Temporary employees definitely can get the short end of the stick – lots of companies are long on promise and short on delivery. If the employees are actual temps (through a temp agency) there are some temp agencies that provide some additional benefits, etc. – but it’s kind of a crapshoot.

I like your idea of “personal development time”. It’s kind of like Google’s “20% time”, although my impression of 20% time is that you’re supposed to be working on company-related projects.

Even in the “20% time” scenario though, your creativity is being used, you’re being challenged, and you’re taking initiative – all qualities that would serve you well as an entrepreneur.

If the wasted time is measurable, then why not do something constructive that’s *not* unethical? Get together some employees that feel the same way you do (and who, presumably, also have extra time) and propose something like “20% time” or “personal development time”. Document all of your observations, and make a business case for it.

Or take those same people and build something awesome (company-related, so you can show the awesomeness to your boss when you’re done) in that spare time.

There’s lots of ways you could improve yourself and your work situation, and that would serve you well as you transitioned into an entrepreneurial venture.

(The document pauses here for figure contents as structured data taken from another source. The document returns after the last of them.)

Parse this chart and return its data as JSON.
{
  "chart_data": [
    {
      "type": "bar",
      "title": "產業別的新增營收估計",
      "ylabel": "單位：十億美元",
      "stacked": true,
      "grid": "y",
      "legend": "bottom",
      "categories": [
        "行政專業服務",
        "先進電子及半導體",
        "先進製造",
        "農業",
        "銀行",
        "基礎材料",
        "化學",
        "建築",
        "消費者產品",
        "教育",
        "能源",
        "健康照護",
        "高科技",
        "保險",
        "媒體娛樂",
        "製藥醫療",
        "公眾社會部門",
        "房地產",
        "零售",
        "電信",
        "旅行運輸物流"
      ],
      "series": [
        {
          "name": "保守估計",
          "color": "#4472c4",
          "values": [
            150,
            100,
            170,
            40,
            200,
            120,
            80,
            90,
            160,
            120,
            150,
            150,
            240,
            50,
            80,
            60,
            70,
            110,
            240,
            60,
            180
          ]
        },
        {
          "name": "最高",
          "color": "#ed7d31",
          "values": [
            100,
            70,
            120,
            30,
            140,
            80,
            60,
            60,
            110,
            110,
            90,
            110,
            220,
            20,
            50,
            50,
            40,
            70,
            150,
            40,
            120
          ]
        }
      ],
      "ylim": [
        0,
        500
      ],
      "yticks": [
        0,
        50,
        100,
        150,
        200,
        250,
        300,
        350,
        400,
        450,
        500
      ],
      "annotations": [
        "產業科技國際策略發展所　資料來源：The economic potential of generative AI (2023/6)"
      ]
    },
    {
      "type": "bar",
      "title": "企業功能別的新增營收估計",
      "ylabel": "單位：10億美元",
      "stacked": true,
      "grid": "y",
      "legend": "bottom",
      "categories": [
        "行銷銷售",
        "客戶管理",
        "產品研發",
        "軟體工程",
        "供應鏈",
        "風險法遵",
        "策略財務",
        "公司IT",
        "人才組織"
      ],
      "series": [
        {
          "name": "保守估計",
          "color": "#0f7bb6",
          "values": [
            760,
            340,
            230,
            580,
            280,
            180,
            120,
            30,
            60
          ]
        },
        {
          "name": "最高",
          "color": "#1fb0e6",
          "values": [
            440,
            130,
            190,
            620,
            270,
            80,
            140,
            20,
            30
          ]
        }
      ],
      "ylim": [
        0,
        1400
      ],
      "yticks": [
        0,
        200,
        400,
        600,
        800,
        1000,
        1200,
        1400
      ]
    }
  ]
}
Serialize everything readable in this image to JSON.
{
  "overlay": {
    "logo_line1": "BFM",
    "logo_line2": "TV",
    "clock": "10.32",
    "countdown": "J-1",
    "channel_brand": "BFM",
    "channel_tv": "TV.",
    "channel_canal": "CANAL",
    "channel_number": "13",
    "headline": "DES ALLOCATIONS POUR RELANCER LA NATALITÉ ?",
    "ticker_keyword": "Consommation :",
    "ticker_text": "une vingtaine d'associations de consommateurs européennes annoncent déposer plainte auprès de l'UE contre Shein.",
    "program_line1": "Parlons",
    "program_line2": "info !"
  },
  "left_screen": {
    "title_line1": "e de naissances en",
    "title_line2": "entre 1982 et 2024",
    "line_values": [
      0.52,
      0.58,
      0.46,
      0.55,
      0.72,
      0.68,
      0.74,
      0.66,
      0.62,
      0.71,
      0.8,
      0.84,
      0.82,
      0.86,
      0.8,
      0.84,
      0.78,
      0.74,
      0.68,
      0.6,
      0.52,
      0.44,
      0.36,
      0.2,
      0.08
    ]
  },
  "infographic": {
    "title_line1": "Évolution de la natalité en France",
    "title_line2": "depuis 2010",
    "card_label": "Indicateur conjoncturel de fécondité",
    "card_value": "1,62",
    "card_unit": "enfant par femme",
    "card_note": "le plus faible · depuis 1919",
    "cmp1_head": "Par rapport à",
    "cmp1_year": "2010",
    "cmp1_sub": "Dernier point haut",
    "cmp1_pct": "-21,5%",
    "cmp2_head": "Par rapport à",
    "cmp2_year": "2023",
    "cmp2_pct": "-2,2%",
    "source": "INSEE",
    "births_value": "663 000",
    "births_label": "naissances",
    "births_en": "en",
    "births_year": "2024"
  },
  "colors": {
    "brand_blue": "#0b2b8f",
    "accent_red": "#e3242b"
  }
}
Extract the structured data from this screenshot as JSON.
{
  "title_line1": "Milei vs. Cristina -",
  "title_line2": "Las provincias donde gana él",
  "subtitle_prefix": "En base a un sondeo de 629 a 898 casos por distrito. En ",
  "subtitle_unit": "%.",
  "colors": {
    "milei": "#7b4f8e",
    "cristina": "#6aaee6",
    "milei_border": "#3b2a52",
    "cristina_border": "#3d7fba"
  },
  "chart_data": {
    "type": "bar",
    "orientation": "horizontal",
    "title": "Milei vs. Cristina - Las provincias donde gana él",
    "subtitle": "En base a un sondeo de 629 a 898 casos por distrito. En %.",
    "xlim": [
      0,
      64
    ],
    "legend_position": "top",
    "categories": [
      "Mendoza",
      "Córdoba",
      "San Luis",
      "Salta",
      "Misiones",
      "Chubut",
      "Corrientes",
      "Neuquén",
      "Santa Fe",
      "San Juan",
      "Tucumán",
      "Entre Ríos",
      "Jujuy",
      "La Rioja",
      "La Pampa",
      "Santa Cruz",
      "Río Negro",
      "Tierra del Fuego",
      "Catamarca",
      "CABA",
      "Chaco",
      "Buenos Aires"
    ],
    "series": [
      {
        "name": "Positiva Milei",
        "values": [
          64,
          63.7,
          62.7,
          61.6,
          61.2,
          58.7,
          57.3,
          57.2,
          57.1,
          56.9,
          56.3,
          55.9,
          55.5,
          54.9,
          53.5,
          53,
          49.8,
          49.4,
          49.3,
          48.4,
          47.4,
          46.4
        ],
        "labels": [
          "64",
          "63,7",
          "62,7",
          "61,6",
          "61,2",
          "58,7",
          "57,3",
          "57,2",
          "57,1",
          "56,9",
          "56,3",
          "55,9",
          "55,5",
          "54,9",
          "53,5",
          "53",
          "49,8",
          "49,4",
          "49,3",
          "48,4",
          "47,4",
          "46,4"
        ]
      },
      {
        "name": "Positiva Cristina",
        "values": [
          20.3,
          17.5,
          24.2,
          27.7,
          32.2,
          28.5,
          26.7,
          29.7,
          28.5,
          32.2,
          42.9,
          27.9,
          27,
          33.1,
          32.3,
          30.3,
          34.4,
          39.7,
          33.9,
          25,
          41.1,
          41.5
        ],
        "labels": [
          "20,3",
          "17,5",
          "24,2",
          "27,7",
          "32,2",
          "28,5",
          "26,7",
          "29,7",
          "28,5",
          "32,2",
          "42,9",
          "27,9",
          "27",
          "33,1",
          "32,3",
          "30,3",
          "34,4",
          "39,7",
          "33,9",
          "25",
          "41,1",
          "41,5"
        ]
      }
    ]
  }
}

I guess the bottom line is that I don’t see anything wrong with wanting to change a workplace, or create a shift in a company’s culture. That’s good & healthy, and if you think you can do it it’s worth a shot.

I also don’t see anything wrong with negotiating the best deal you possibly can with your employer, and re-negotiating as necessary.

But when you’re finding yourself sneaking around behind your boss’s back and installing rearview mirrors on your monitor, what you’re doing is almost certainly unethical.